Bitche
August 21st, 2007
Yeah, we snickered more than a few immature snickers at the name of this town in northeastern France. Bitche, pronounced just like you think, is dominated by a massive citadel that withstood an entire year of siege during the Franco-Prussian War of 1870. Today, you can take an audio-visual tour through the underground fortifications. As you pass through the bakery, the well, the officer’s quarters and so on, bits and pieces of a movie about the siege are projected on screens slyly installed below the vaulted ceiling.
It’s a peculiar way to see a movie, akin to sitting inside the real Helm’s Deep watching a version of The Two Towers where Gandalf and Éomer never show up. But despite the presence of Virginie Ledoyen as the scheming wife of Napoleon III, the film never takes on a life of its own beyond the cheesy illustration of historical events and some vague points about the futility of war in general. We didn’t feel the need to pick up the full-length DVD in the gift shop.

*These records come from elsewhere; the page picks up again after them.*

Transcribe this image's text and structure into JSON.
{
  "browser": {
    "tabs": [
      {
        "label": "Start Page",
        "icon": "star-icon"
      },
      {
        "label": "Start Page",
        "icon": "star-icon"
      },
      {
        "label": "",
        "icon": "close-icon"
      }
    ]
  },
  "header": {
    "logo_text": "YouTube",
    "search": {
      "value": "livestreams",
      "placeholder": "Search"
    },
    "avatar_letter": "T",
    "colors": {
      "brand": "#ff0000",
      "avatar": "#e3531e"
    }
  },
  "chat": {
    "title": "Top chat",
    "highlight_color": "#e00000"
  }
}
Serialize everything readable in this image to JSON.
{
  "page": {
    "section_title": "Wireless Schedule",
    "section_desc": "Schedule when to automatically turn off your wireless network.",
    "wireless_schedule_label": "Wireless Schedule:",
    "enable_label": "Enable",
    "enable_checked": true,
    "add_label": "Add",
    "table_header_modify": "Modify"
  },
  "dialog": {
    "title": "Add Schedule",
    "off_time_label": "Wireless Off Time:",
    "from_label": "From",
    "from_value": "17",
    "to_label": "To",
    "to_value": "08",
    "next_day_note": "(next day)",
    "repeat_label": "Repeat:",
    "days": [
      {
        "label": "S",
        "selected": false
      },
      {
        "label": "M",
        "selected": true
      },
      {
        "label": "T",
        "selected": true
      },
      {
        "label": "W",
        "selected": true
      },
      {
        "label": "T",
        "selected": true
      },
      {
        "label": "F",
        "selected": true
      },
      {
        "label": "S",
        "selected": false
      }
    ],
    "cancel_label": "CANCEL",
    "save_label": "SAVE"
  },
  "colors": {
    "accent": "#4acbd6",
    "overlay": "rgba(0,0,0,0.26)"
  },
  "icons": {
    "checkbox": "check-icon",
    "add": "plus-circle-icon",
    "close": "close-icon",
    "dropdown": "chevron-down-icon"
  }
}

Let me tell you though: there’s a patisserie downtown that serves some truly bitchin’ chocolate cake.
La Forteresse Assiegee. Gerard Mordillat, 2006. **
The Beach
August 1st, 2007



At a screening for Sunshine last month, Danny Boyle confessed that he felt directing romance was not his strength. After seeing his late-nineties bestseller adaptation The Beach, it’s easy to conclude that he’s on to something with that self-assessment. How else do you explain that when Leonardo DiCaprio and Virginie Ledoyen are having edenic sex on a remote Thai island, the most memorable thing about it is the Moby soundtrack?
In all fairness, Alex Garland’s tale of a utopian beach community run by an overprotective Tilda Swinton was hokum to begin with. At the time The Beach came out, I was living in my own tropical paradise of sorts, and like most things, it’s neither that good nor that bad. The Beach oversells its utopia at first, just to turn around and sell it out for the thriller finish, when sharks and evil pot farmers create trouble in paradise. But what kind of utopia doesn’t have a library or a movie theater, anyway?